The images from those films are some of the most memorable ever put to celluloid.
They burn into your memory. They may not be scary anymore - time has taken
care of that - but they were glorious. That all these years later, the Universal
films are still loved and watched attests to their greatness.
Under the ownership of German-Jewish immigrant
Carl Laemmle who formed Universal Pictures in 1915 when he was 48-years old.

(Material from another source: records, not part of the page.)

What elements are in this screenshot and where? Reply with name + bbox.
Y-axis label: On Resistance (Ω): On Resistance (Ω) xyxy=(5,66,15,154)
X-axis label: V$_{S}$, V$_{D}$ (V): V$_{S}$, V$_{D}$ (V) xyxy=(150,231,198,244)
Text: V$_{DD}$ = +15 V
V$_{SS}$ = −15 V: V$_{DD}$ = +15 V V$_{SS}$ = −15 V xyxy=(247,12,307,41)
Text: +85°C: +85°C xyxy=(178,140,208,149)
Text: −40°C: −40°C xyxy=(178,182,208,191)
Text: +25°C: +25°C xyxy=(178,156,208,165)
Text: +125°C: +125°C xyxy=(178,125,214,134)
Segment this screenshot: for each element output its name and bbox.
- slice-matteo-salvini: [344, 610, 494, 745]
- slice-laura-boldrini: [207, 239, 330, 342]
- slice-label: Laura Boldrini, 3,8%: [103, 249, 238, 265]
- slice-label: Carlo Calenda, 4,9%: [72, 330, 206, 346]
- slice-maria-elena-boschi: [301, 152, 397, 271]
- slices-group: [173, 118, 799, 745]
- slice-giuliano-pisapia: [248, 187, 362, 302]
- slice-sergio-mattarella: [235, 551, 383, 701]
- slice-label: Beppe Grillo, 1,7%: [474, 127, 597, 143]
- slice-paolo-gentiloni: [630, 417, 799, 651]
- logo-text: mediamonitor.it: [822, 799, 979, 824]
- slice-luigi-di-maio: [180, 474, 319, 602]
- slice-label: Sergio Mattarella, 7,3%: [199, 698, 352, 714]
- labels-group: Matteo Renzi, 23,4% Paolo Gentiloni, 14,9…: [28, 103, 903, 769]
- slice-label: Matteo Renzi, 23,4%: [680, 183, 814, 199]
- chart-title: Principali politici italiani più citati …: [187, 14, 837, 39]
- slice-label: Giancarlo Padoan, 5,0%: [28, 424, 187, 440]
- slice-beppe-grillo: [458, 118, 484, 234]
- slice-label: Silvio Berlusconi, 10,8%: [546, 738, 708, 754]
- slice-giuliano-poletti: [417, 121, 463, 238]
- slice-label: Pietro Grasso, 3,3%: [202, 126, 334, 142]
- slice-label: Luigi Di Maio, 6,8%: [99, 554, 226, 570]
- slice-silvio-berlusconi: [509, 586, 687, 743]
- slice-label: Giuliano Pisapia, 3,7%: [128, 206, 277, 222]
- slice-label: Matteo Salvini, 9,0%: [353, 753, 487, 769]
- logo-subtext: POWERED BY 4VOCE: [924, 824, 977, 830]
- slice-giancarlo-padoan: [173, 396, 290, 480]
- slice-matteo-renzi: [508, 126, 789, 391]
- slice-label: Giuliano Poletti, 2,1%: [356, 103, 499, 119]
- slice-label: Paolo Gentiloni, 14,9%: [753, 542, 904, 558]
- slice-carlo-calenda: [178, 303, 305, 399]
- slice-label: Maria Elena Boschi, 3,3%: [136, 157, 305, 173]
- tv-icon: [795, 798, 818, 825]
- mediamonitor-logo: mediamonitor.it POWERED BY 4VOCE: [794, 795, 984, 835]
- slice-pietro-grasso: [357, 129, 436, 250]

Like so many of those early film pioneers he began with nickelodeons, then
producing independent films before Universal. Universals' stock and
trade during the silent era was low-budget Westerns and other quickies. There
were two famous exceptions to that - both horror films with spectacular sets
- both starring Lon Cheney - The Hunchback of Notre Dame and The Phantom
of the Opera. But it was his son Carl Jr. who was given the studio to manage
as a present when he was 20-years old who was much more ambitious than his
father producing big films like All Quiet on the Western Front and Waterloo
Bridge - and the horror films. Unfortunately, these films piled on the debt
and in 1936 the Laemmle's had to sell Universal but they had already set
in motion the great horror films.
It began with Dracula. Carl Sr. thought
it was a terrible idea as did many others. Who wants to see a man sucking
blood? Well, as it turned out a lot of people did. They wanted Lon Cheney
for Dracula as the film was being directed by his often-times collaborator
Tod Browning. But Cheney died. They didn't want the Hungarian who had played
Dracula on Broadway but eventually they felt they had no choice. It was a
big hit and horror was in fashion. In a period of three years from 1931 to
1933, Universal created four franchises - Dracula, Frankenstein, The Mummy
and the Invisible Man. Not just for Universal, but these creations have become
global phenomenon's. This was in what is considered Universal's First
Cycle of Horror.
After the Laemmle's sold the studio and
England cracked down on allowing horror in the theaters, there was a few
years when horror went out of fashion. But it came back in 1939 with sequels
to some of the earlier films and also another franchise, the Wolfman. The
new owners had to make budget cuts and the horror icons of the earlier days
left Universal. Few of these films in the Second Cycle had the creative genius
or budget as the earlier ones did and the documentary doesn't spend much
time on them. Many fall into the B film category, but some are still quite
entertaining such as The Ghost of Frankenstein, Frankenstein Meets the Wolf
Man, Son of Dracula and House of Frankenstein. These of course led to Hammer's
success in horror. And those are the films I love.